钱坤说一个人很冷,是过来人的话。她很早就结婚离婚,好像经历了很多别的事,在MSN上不愿提,说会写出来的。说在读书的时候就看得出我有野心,吸引人。虽然回想当初的傻样难以相信,但还是得意了一番。好想再有人追。自由自在。

好了,新的一年到了,今天和昨天没什么区别,立目标的意义也不大,但还是希望可以不在胡思乱想,竟快回到回国前的状态。还要减掉十磅。

Thursday, December 21, 2006

A Miscarriage and A New Born



Wei's excitment was shattered by the news that the fetus was dead. In her email looks like she was very sad for awhile and now decides to start a new page.

Yanqing finally becomes a mother. So happy for her, especially after seeing the tiny little creature she brought to earth lying in the pink crib. Haven't seen her for so many years. Can't tell much change of appearance but she is sure changed. The motherhood made her so much tender.
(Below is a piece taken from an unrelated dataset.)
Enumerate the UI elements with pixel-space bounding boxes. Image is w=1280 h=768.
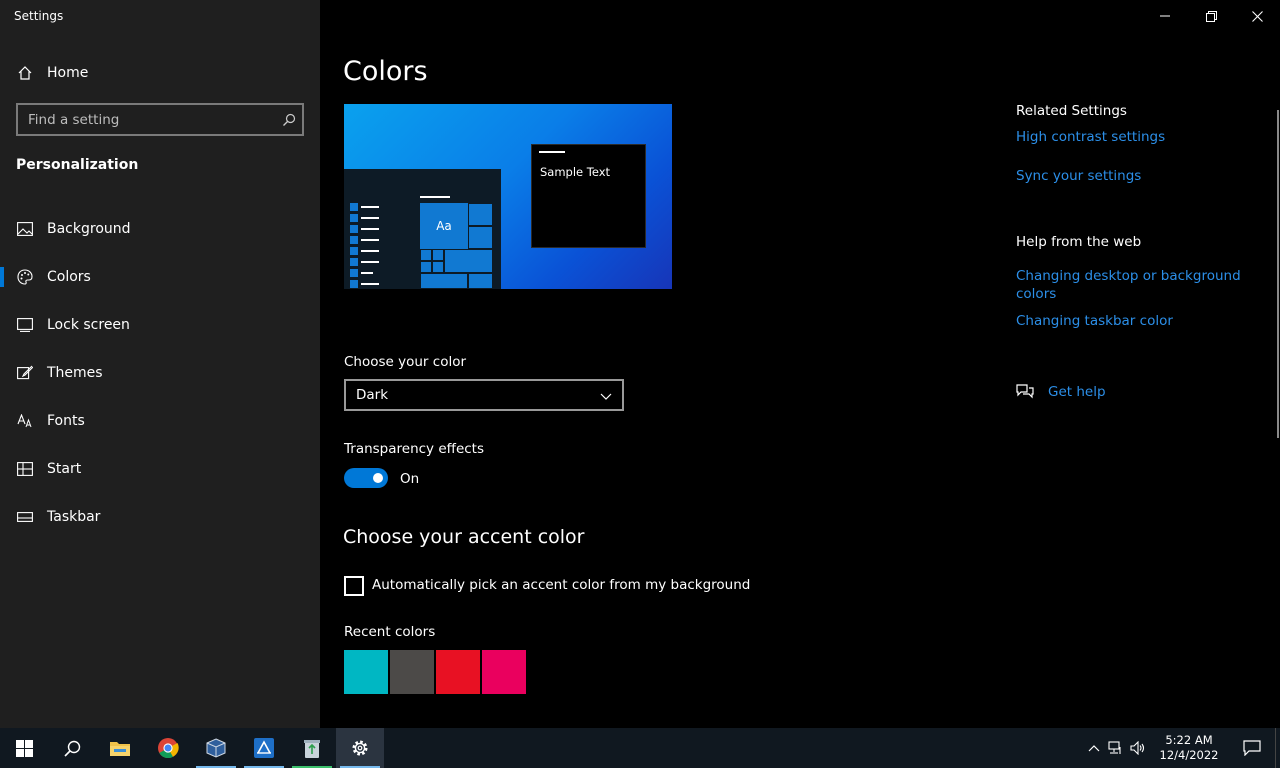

Now I am just like a carefree little girl refusing to take on any responsibilities. No matter what I've heard from Wei and Anxian, I still love her and wish her all the best.

Sunday, December 10, 2006

回来一周了,还没缓过来,仍好像在拒绝面对现实。不想看平时喜欢的电视节目,不想听这里的音乐,不想做一切与中国无关的事,连他也不碰。心真累,受不了了。什么时候才能恢复?回国真的是不可能的了!
他今天真的生了气,说我要是回去我们就完了。说我总是不安现状,不珍惜已经拥有的。说他怕得不敢考虑一起买房子的事。说我自私。我说给我多点时间把这一阵熬过去。如果真的自私,会一狠心不顾一切回去的。
快疯了吧,一直想着他。明知不可能的。居然幻想到他忽然来信说自己离婚了。我会回去,但只会先象朋友一样地交往,以免互相责怪。就这么地疯想。找到他妻子所执教的大学网上的她的简历,很优秀的人,我又怎么能比的了,只有他对过去年少的回忆罢了。现在又算什么呢。
是因为小城市生活空虚还是生性不定,换赵延青好听些的说法:感情丰富。
没回国时这样的日子还可以忍受,现在心已经不在了,可身子就被锁着。
那么远,不可能再远了,下次再见他就是作父亲的人了。